La perspective éprouvée par la sémiotique énonciative est donc celle d’un geste de lecture ancré dans un modèle – le schéma de la parole – représentant une mise en forme des logiques de la parole déployées par les textes bibliques. Ce travail, développé dans le champ de l’exégèse, a des incidences théologiques. De ce point de vue émerge une interrogation : y a-t-il un enjeu propre à mettre en œuvre, à l’endroit d’un texte biblique, un geste de lecture explicitement référé à une théorie de la parole induite de la Bible elle- même ?
2) Une position exégétique et ses retentissements théologiques
S’ouvre ici la seconde étape de cette Introduction. Elle concerne les enjeux, exégétiques et théologiques, d’une application aux textes bibliques du nouveau développement énonciatif intervenu dans le champ de la sémiotique. Cette étape associera donc deux moments. Le premier moment désignera la pertinence pour l’exégèse d’une lecture attentive à l’énonciation. Le second moment examinera les incidences d’une posture exégétique énonciative sur une pratique théologique.

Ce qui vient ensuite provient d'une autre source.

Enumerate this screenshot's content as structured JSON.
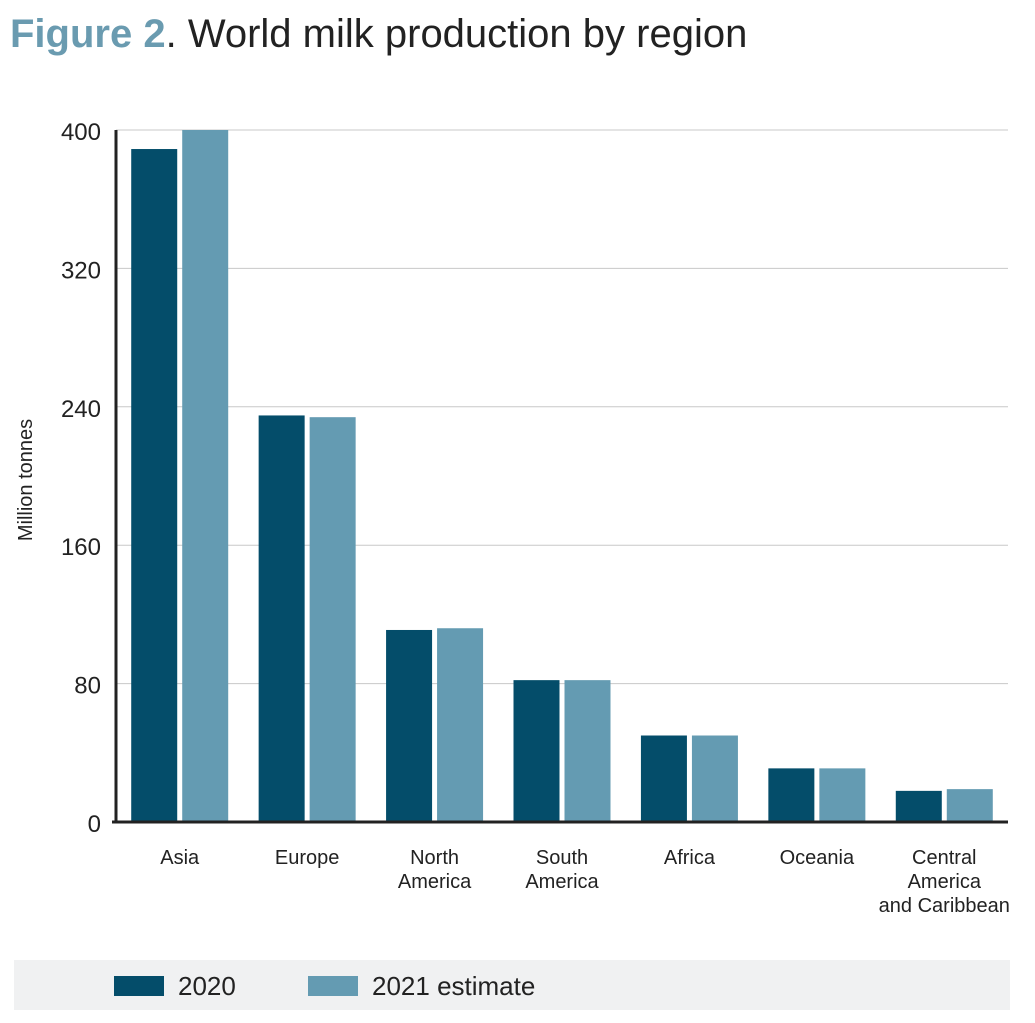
{
  "header": {
    "figure_label": "Figure 2",
    "title_text": ". World milk production by region"
  },
  "colors": {
    "series_2020": "#044d6a",
    "series_2021": "#649bb2",
    "title_accent": "#6a9bb0",
    "gridline": "#c8c8c8",
    "axis": "#222222"
  },
  "chart_data": {
    "type": "bar",
    "title": "World milk production by region",
    "ylabel": "Million tonnes",
    "xlabel": "",
    "ylim": [
      0,
      400
    ],
    "yticks": [
      0,
      80,
      160,
      240,
      320,
      400
    ],
    "grid": true,
    "legend_position": "bottom",
    "categories": [
      [
        "Asia"
      ],
      [
        "Europe"
      ],
      [
        "North",
        "America"
      ],
      [
        "South",
        "America"
      ],
      [
        "Africa"
      ],
      [
        "Oceania"
      ],
      [
        "Central",
        "America",
        "and Caribbean"
      ]
    ],
    "series": [
      {
        "name": "2020",
        "color": "#044d6a",
        "values": [
          389,
          235,
          111,
          82,
          50,
          31,
          18
        ]
      },
      {
        "name": "2021 estimate",
        "color": "#649bb2",
        "values": [
          400,
          234,
          112,
          82,
          50,
          31,
          19
        ]
      }
    ]
  }
}
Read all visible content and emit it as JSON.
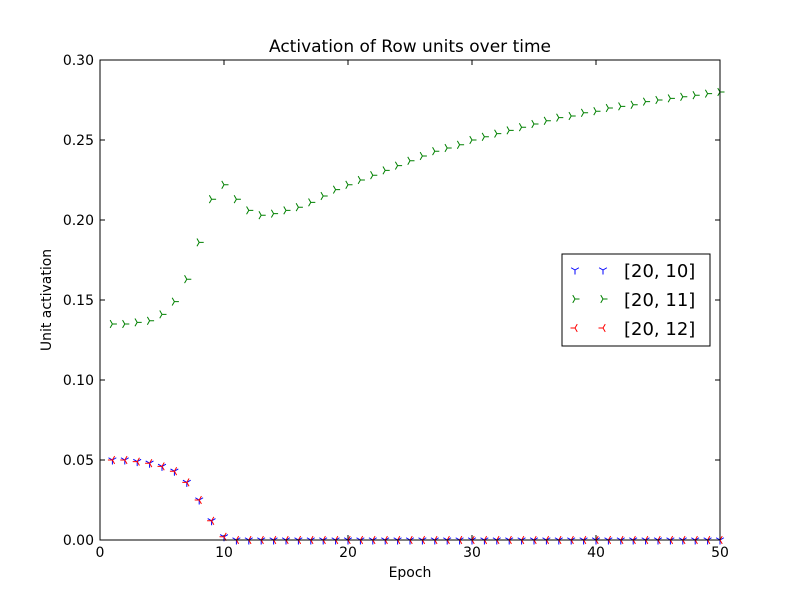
{
  "chart_data": {
    "type": "scatter",
    "title": "Activation of Row units over time",
    "xlabel": "Epoch",
    "ylabel": "Unit activation",
    "xlim": [
      0,
      50
    ],
    "ylim": [
      0.0,
      0.3
    ],
    "x_ticks": [
      "0",
      "10",
      "20",
      "30",
      "40",
      "50"
    ],
    "y_ticks": [
      "0.00",
      "0.05",
      "0.10",
      "0.15",
      "0.20",
      "0.25",
      "0.30"
    ],
    "grid": false,
    "legend_position": "center-right",
    "series": [
      {
        "name": "[20, 10]",
        "marker": "tri-down",
        "color": "#0000ff",
        "x": [
          1,
          2,
          3,
          4,
          5,
          6,
          7,
          8,
          9,
          10,
          11,
          12,
          13,
          14,
          15,
          16,
          17,
          18,
          19,
          20,
          21,
          22,
          23,
          24,
          25,
          26,
          27,
          28,
          29,
          30,
          31,
          32,
          33,
          34,
          35,
          36,
          37,
          38,
          39,
          40,
          41,
          42,
          43,
          44,
          45,
          46,
          47,
          48,
          49,
          50
        ],
        "values": [
          0.05,
          0.05,
          0.049,
          0.048,
          0.046,
          0.043,
          0.036,
          0.025,
          0.012,
          0.002,
          0,
          0,
          0,
          0,
          0,
          0,
          0,
          0,
          0,
          0,
          0,
          0,
          0,
          0,
          0,
          0,
          0,
          0,
          0,
          0,
          0,
          0,
          0,
          0,
          0,
          0,
          0,
          0,
          0,
          0,
          0,
          0,
          0,
          0,
          0,
          0,
          0,
          0,
          0,
          0
        ]
      },
      {
        "name": "[20, 11]",
        "marker": "tri-right",
        "color": "#008000",
        "x": [
          1,
          2,
          3,
          4,
          5,
          6,
          7,
          8,
          9,
          10,
          11,
          12,
          13,
          14,
          15,
          16,
          17,
          18,
          19,
          20,
          21,
          22,
          23,
          24,
          25,
          26,
          27,
          28,
          29,
          30,
          31,
          32,
          33,
          34,
          35,
          36,
          37,
          38,
          39,
          40,
          41,
          42,
          43,
          44,
          45,
          46,
          47,
          48,
          49,
          50
        ],
        "values": [
          0.135,
          0.135,
          0.136,
          0.137,
          0.141,
          0.149,
          0.163,
          0.186,
          0.213,
          0.222,
          0.213,
          0.206,
          0.203,
          0.204,
          0.206,
          0.208,
          0.211,
          0.215,
          0.219,
          0.222,
          0.225,
          0.228,
          0.231,
          0.234,
          0.237,
          0.24,
          0.243,
          0.245,
          0.247,
          0.25,
          0.252,
          0.254,
          0.256,
          0.258,
          0.26,
          0.262,
          0.264,
          0.265,
          0.267,
          0.268,
          0.27,
          0.271,
          0.272,
          0.274,
          0.275,
          0.276,
          0.277,
          0.278,
          0.279,
          0.28
        ]
      },
      {
        "name": "[20, 12]",
        "marker": "tri-left",
        "color": "#ff0000",
        "x": [
          1,
          2,
          3,
          4,
          5,
          6,
          7,
          8,
          9,
          10,
          11,
          12,
          13,
          14,
          15,
          16,
          17,
          18,
          19,
          20,
          21,
          22,
          23,
          24,
          25,
          26,
          27,
          28,
          29,
          30,
          31,
          32,
          33,
          34,
          35,
          36,
          37,
          38,
          39,
          40,
          41,
          42,
          43,
          44,
          45,
          46,
          47,
          48,
          49,
          50
        ],
        "values": [
          0.05,
          0.05,
          0.049,
          0.048,
          0.046,
          0.043,
          0.036,
          0.025,
          0.012,
          0.002,
          0,
          0,
          0,
          0,
          0,
          0,
          0,
          0,
          0,
          0,
          0,
          0,
          0,
          0,
          0,
          0,
          0,
          0,
          0,
          0,
          0,
          0,
          0,
          0,
          0,
          0,
          0,
          0,
          0,
          0,
          0,
          0,
          0,
          0,
          0,
          0,
          0,
          0,
          0,
          0
        ]
      }
    ]
  }
}
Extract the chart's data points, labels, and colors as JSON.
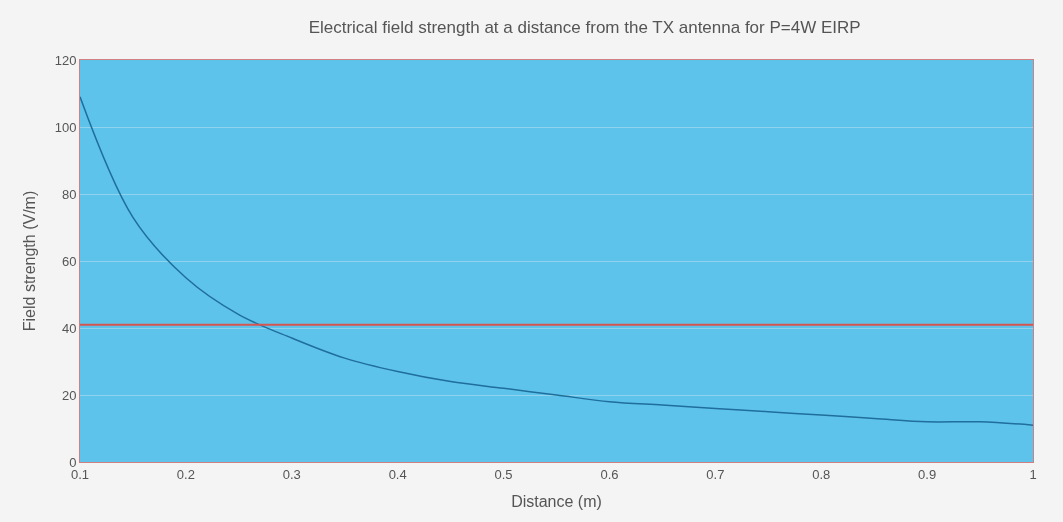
{
  "chart_data": {
    "type": "line",
    "title": "Electrical field strength at a distance from the TX antenna for P=4W EIRP",
    "xlabel": "Distance (m)",
    "ylabel": "Field strength (V/m)",
    "x": [
      0.1,
      0.15,
      0.2,
      0.25,
      0.3,
      0.35,
      0.4,
      0.45,
      0.5,
      0.55,
      0.6,
      0.65,
      0.7,
      0.75,
      0.8,
      0.85,
      0.9,
      0.95,
      1
    ],
    "series": [
      {
        "color": "#1f6e9c",
        "values": [
          109,
          73,
          55,
          44,
          37,
          31,
          27,
          24,
          22,
          20,
          18,
          17,
          16,
          15,
          14,
          13,
          12,
          12,
          11
        ]
      }
    ],
    "xlim": [
      0.1,
      1
    ],
    "xticks": [
      0.1,
      0.2,
      0.3,
      0.4,
      0.5,
      0.6,
      0.7,
      0.8,
      0.9,
      1
    ],
    "ylim": [
      0,
      120
    ],
    "yticks": [
      0,
      20,
      40,
      60,
      80,
      100,
      120
    ],
    "ref_lines": [
      {
        "axis": "y",
        "value": 41,
        "color": "#d9534f"
      }
    ],
    "grid": "y",
    "legend": false,
    "marker": "none",
    "line_style": "solid"
  }
}
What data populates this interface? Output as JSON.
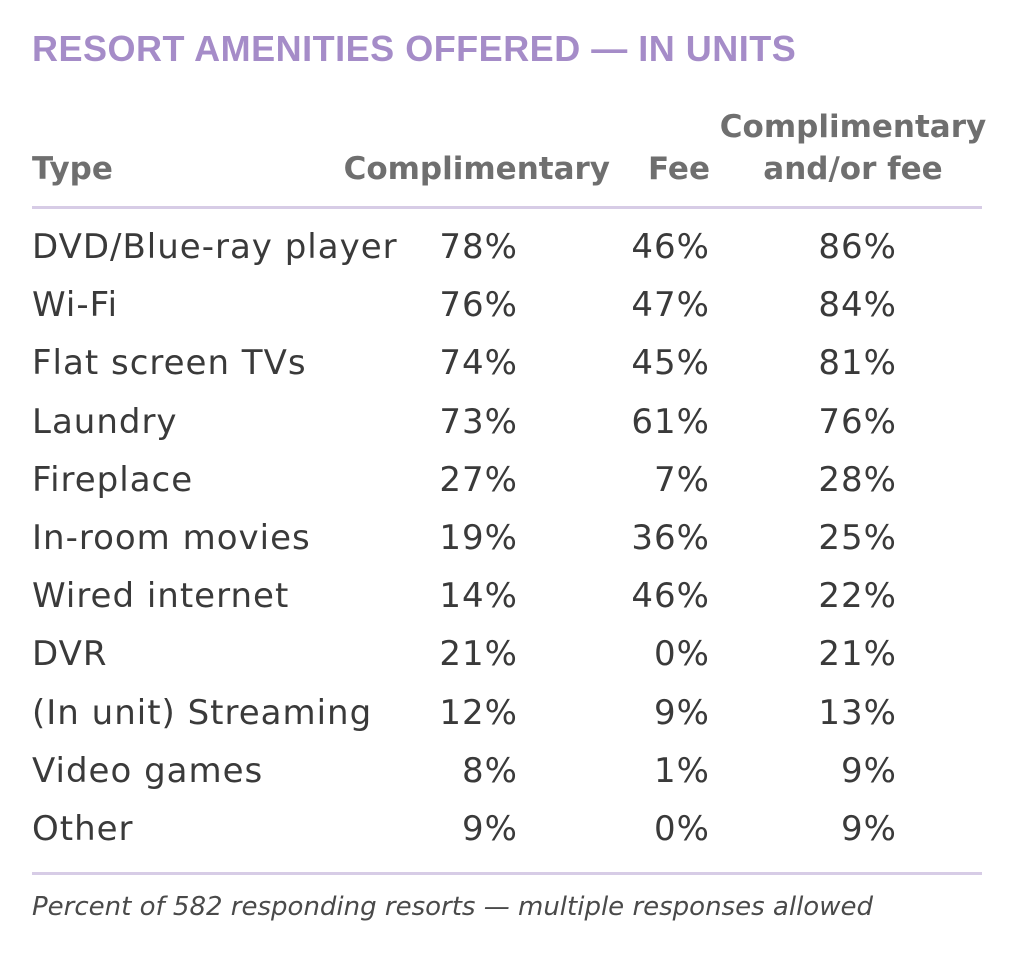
{
  "chart_data": {
    "type": "table",
    "title": "RESORT AMENITIES OFFERED — IN UNITS",
    "columns": [
      "Type",
      "Complimentary",
      "Fee",
      "Complimentary and/or fee"
    ],
    "headers": {
      "type": "Type",
      "complimentary": "Complimentary",
      "fee": "Fee",
      "both": "Complimentary and/or fee"
    },
    "rows": [
      {
        "type": "DVD/Blue-ray player",
        "complimentary": "78%",
        "fee": "46%",
        "both": "86%"
      },
      {
        "type": "Wi-Fi",
        "complimentary": "76%",
        "fee": "47%",
        "both": "84%"
      },
      {
        "type": "Flat screen TVs",
        "complimentary": "74%",
        "fee": "45%",
        "both": "81%"
      },
      {
        "type": "Laundry",
        "complimentary": "73%",
        "fee": "61%",
        "both": "76%"
      },
      {
        "type": "Fireplace",
        "complimentary": "27%",
        "fee": "7%",
        "both": "28%"
      },
      {
        "type": "In-room movies",
        "complimentary": "19%",
        "fee": "36%",
        "both": "25%"
      },
      {
        "type": "Wired internet",
        "complimentary": "14%",
        "fee": "46%",
        "both": "22%"
      },
      {
        "type": "DVR",
        "complimentary": "21%",
        "fee": "0%",
        "both": "21%"
      },
      {
        "type": "(In unit) Streaming",
        "complimentary": "12%",
        "fee": "9%",
        "both": "13%"
      },
      {
        "type": "Video games",
        "complimentary": "8%",
        "fee": "1%",
        "both": "9%"
      },
      {
        "type": "Other",
        "complimentary": "9%",
        "fee": "0%",
        "both": "9%"
      }
    ],
    "footnote": "Percent of 582 responding resorts — multiple responses allowed"
  },
  "colors": {
    "title": "#a58cc8",
    "rule": "#d7cce6",
    "header_text": "#6f6f6f",
    "body_text": "#3a3a3a"
  }
}
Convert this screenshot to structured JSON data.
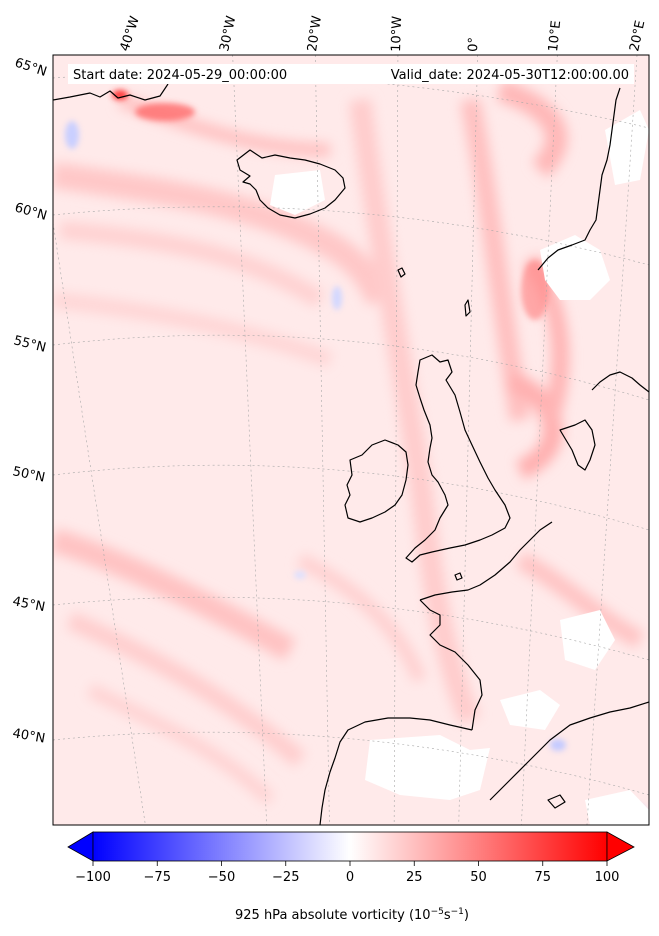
{
  "header": {
    "start_label": "Start date: 2024-05-29_00:00:00",
    "valid_label": "Valid_date: 2024-05-30T12:00:00.00"
  },
  "map": {
    "lon_labels": [
      "40°W",
      "30°W",
      "20°W",
      "10°W",
      "0°",
      "10°E",
      "20°E"
    ],
    "lat_labels": [
      "65°N",
      "60°N",
      "55°N",
      "50°N",
      "45°N",
      "40°N"
    ],
    "field_color_low": "#0000ff",
    "field_color_mid": "#ffffff",
    "field_color_high": "#ff0000"
  },
  "colorbar": {
    "min": -100,
    "max": 100,
    "ticks": [
      "−100",
      "−75",
      "−50",
      "−25",
      "0",
      "25",
      "50",
      "75",
      "100"
    ],
    "label_main": "925 hPa absolute vorticity (10",
    "label_exp1": "−5",
    "label_mid": "s",
    "label_exp2": "−1",
    "label_end": ")",
    "extend": "both"
  }
}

Il peut sembler surprenant de développer une problématique théologique au point de départ d’un travail d’exégèse. Il s’agit cependant d’une nécessité, appelée par la forme même de la rencontre entre sémiotique et Bible. L’approche sémiotique de la Bible ouvre en effet un passage à double sens entre exégèse et théologie : en sémiotique, les exégètes sont conduits vers des perspectives théologiques tandis que les théologiens en reviennent à la position exégétique – au geste de lecture – où se fonde leur discours. L’articulation entre exégèse et théologie constitue ainsi, pour la sémiotique, un cadre de référence en dehors duquel elle ne peut se penser.
2-1) Une question exégétique : le statut de l’énonciation
En guise d’introduction au versant exégétique de ce second moment d’Introduction, on développera à nouveau l’interrogation sur laquelle s’achevait le premier moment : quel est l’enjeu de rapporter la lecture des textes bibliques à un modèle induit de cette lecture ? Il ne s’agit pas encore de prétendre répondre à cette question : l’ensemble de la lecture menée ici servira de support à l’élaboration d’une telle réponse, qu’abordera donc la conclusion de ce travail. On se contentera ici d’en esquisser le point de départ. A cet effet on procèdera une nouvelle fois par une méthode comparative. On commencera par indiquer l’ancrage dans le schéma de la communication des différentes formes de l’exégèse contemporaine. Une comparaison permettra alors d’éclairer deux lieux d’incidence du changement de paradigme effectué par l’exégèse sémiotique, désignant par contrecoup le cœur du paradigme sémiotique.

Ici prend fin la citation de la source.